Médecine, Chirurgie, anatomie, Pharmacologie, Botanique

Dictionnaire universel de médecine

de chirurgie, d'anatomie, de chymie, de pharmacie, de botanique, d'histoire naturelle, &c. Précédé d'un Discours historique sur l'origine & les progrès de la médecine

Auteur(s) : JAMES Robert, BUSSON Julien (éditeur scientifique)

 

DIDEROT Denis (traducteur), EIDOUS Marc-Antoine (traducteur), TOUSSAINT François-Vincent (traducteur)

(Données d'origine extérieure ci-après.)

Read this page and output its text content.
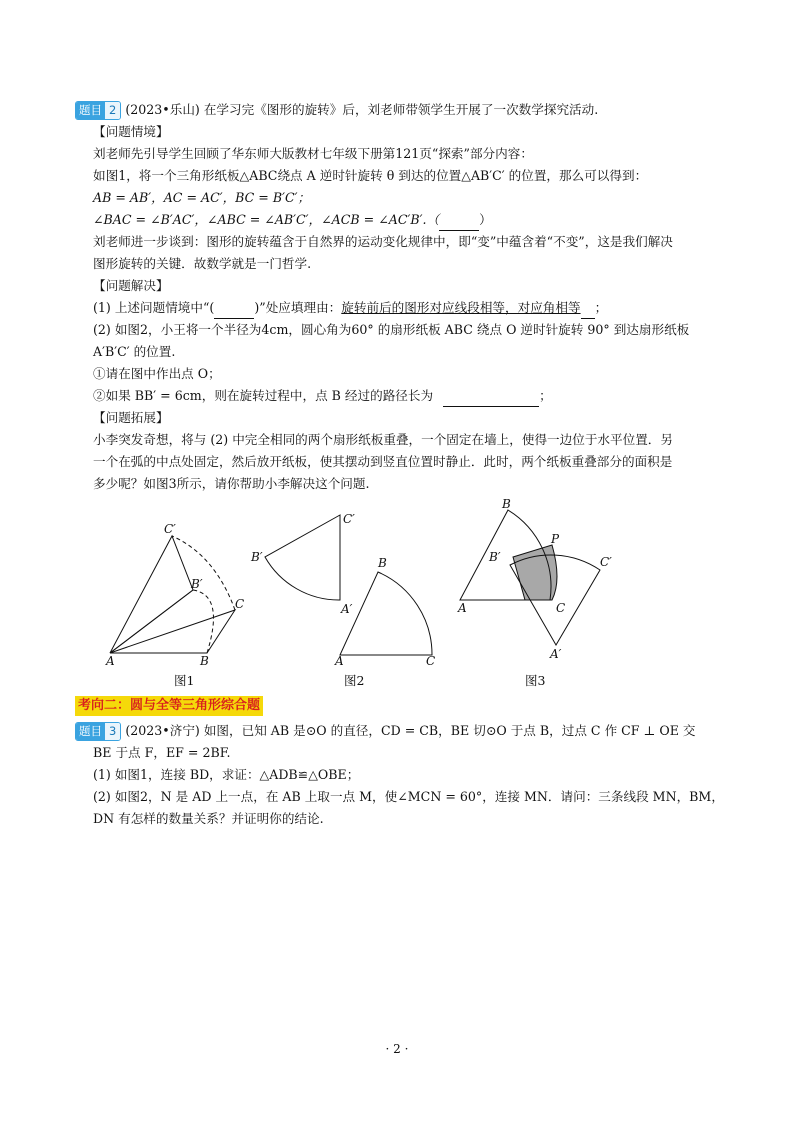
题目 2 (2023•乐山) 在学习完《图形的旋转》后，刘老师带领学生开展了一次数学探究活动.
【问题情境】
刘老师先引导学生回顾了华东师大版教材七年级下册第121页“探索”部分内容：
如图1，将一个三角形纸板△ABC绕点 A 逆时针旋转 θ 到达的位置△AB′C′ 的位置，那么可以得到：
AB = AB′，AC = AC′，BC = B′C′；
∠BAC = ∠B′AC′，∠ABC = ∠AB′C′，∠ACB = ∠AC′B′.（	）
刘老师进一步谈到：图形的旋转蕴含于自然界的运动变化规律中，即“变”中蕴含着“不变”，这是我们解决
图形旋转的关键．故数学就是一门哲学.
【问题解决】
(1) 上述问题情境中“(	)”处应填理由：旋转前后的图形对应线段相等，对应角相等 ；
(2) 如图2，小王将一个半径为4cm，圆心角为60° 的扇形纸板 ABC 绕点 O 逆时针旋转 90° 到达扇形纸板
A′B′C′ 的位置.
①请在图中作出点 O；
②如果 BB′ = 6cm，则在旋转过程中，点 B 经过的路径长为	；
【问题拓展】
小李突发奇想，将与 (2) 中完全相同的两个扇形纸板重叠，一个固定在墙上，使得一边位于水平位置．另
一个在弧的中点处固定，然后放开纸板，使其摆动到竖直位置时静止．此时，两个纸板重叠部分的面积是
多少呢？如图3所示，请你帮助小李解决这个问题.
C′
B′
C
A	B
C′
B′
A′
B
A	C
B
P
B′	C′
A	C
A′
图1	图2	图3
考向二：圆与全等三角形综合题
题目 3 (2023•济宁) 如图，已知 AB 是⊙O 的直径，CD = CB，BE 切⊙O 于点 B，过点 C 作 CF ⊥ OE 交
BE 于点 F，EF = 2BF.
(1) 如图1，连接 BD，求证：△ADB≌△OBE；
(2) 如图2，N 是 AD 上一点，在 AB 上取一点 M，使∠MCN = 60°，连接 MN．请问：三条线段 MN，BM，
DN 有怎样的数量关系？并证明你的结论.
· 2 ·
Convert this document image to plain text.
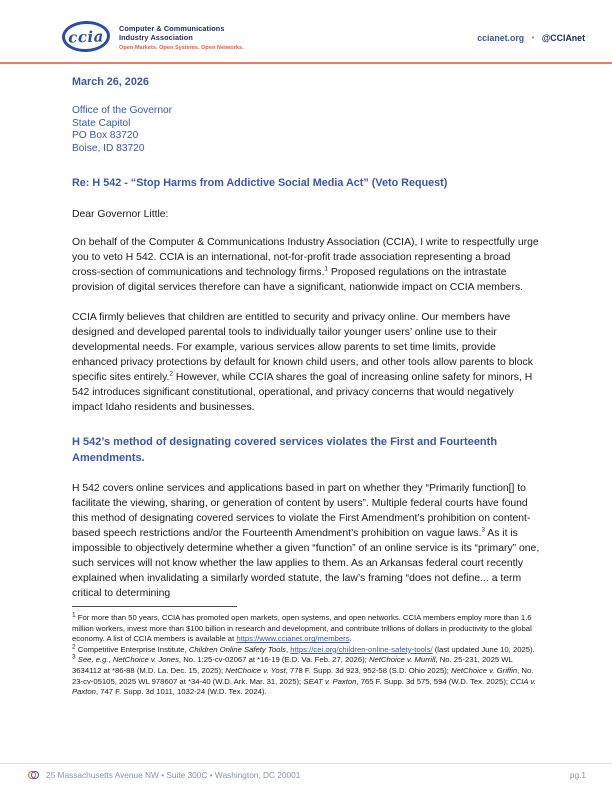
ccia Computer & Communications
Industry Association
Open Markets. Open Systems. Open Networks.
ccianet.org • @CCIAnet

March 26, 2026

Office of the Governor
State Capitol
PO Box 83720
Boise, ID 83720

Re: H 542 - “Stop Harms from Addictive Social Media Act” (Veto Request)

Dear Governor Little:

On behalf of the Computer & Communications Industry Association (CCIA), I write to respectfully urge you to veto H 542. CCIA is an international, not-for-profit trade association representing a broad cross-section of communications and technology firms.$^1$ Proposed regulations on the intrastate provision of digital services therefore can have a significant, nationwide impact on CCIA members.

CCIA firmly believes that children are entitled to security and privacy online. Our members have designed and developed parental tools to individually tailor younger users’ online use to their developmental needs. For example, various services allow parents to set time limits, provide enhanced privacy protections by default for known child users, and other tools allow parents to block specific sites entirely.$^2$ However, while CCIA shares the goal of increasing online safety for minors, H 542 introduces significant constitutional, operational, and privacy concerns that would negatively impact Idaho residents and businesses.

H 542’s method of designating covered services violates the First and Fourteenth Amendments.

H 542 covers online services and applications based in part on whether they “Primarily function[] to facilitate the viewing, sharing, or generation of content by users”. Multiple federal courts have found this method of designating covered services to violate the First Amendment’s prohibition on content-based speech restrictions and/or the Fourteenth Amendment’s prohibition on vague laws.$^3$ As it is impossible to objectively determine whether a given “function” of an online service is its “primary” one, such services will not know whether the law applies to them. As an Arkansas federal court recently explained when invalidating a similarly worded statute, the law’s framing “does not define... a term critical to determining

$^1$ For more than 50 years, CCIA has promoted open markets, open systems, and open networks. CCIA members employ more than 1.6 million workers, invest more than $100 billion in research and development, and contribute trillions of dollars in productivity to the global economy. A list of CCIA members is available at https://www.ccianet.org/members.

$^2$ Competitive Enterprise Institute, Children Online Safety Tools, https://cei.org/children-online-safety-tools/ (last updated June 10, 2025).

$^3$ See, e.g., NetChoice v. Jones, No. 1:25-cv-02067 at *16-19 (E.D. Va. Feb. 27, 2026); NetChoice v. Murrill, No. 25-231, 2025 WL 3634112 at *86-88 (M.D. La. Dec. 15, 2025); NetChoice v. Yost, 778 F. Supp. 3d 923, 952-58 (S.D. Ohio 2025); NetChoice v. Griffin, No. 23-cv-05105, 2025 WL 978607 at *34-40 (W.D. Ark. Mar. 31, 2025); SEAT v. Paxton, 765 F. Supp. 3d 575, 594 (W.D. Tex. 2025); CCIA v. Paxton, 747 F. Supp. 3d 1011, 1032-24 (W.D. Tex. 2024).

25 Massachusetts Avenue NW • Suite 300C • Washington, DC 20001	pg.1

 à Paris, rue Saint-Jacques, chez BRIASSON, à la Science & et à l'Ange gardien, DAVID l'aîné, à la Plume d'or, DURAND, à Saint-Landry & au Griffon
 revu, corrigé & augmenté ( première édition en français, l'édition originale en anglais date de 1743-1745))
  1746-1748
 6 vol (CXXXVI-9865 colonnes), deux colonnes par pages
 In-folio
 pleine basane marbrée d'époque, dos à nerfs orné avec pièce de titre et de tomaison, gardes marbrées
 bandeaux, lettrines ornées, culs-de-lampe, 66 planches dépliantes hors-texte (2 planches manquantes dans le tome 3)


Plus d'informations sur cet ouvrage :

Le médecin anglais Robert JAMES est réputé en son temps pour avoir inventé une poudre diaphorétique qui allait porter son nom : “poudre de James” ou “Fever powder“. Entre 1743 et 1745 il publie un Medicinal Dictionary en trois volumes, rédigé avec l’aide de son ami Samuel JOHNSON. À sa sortie, ce dictionnaire de médecine sera considéré comme le meilleur dictionnaire pratique sur le sujet.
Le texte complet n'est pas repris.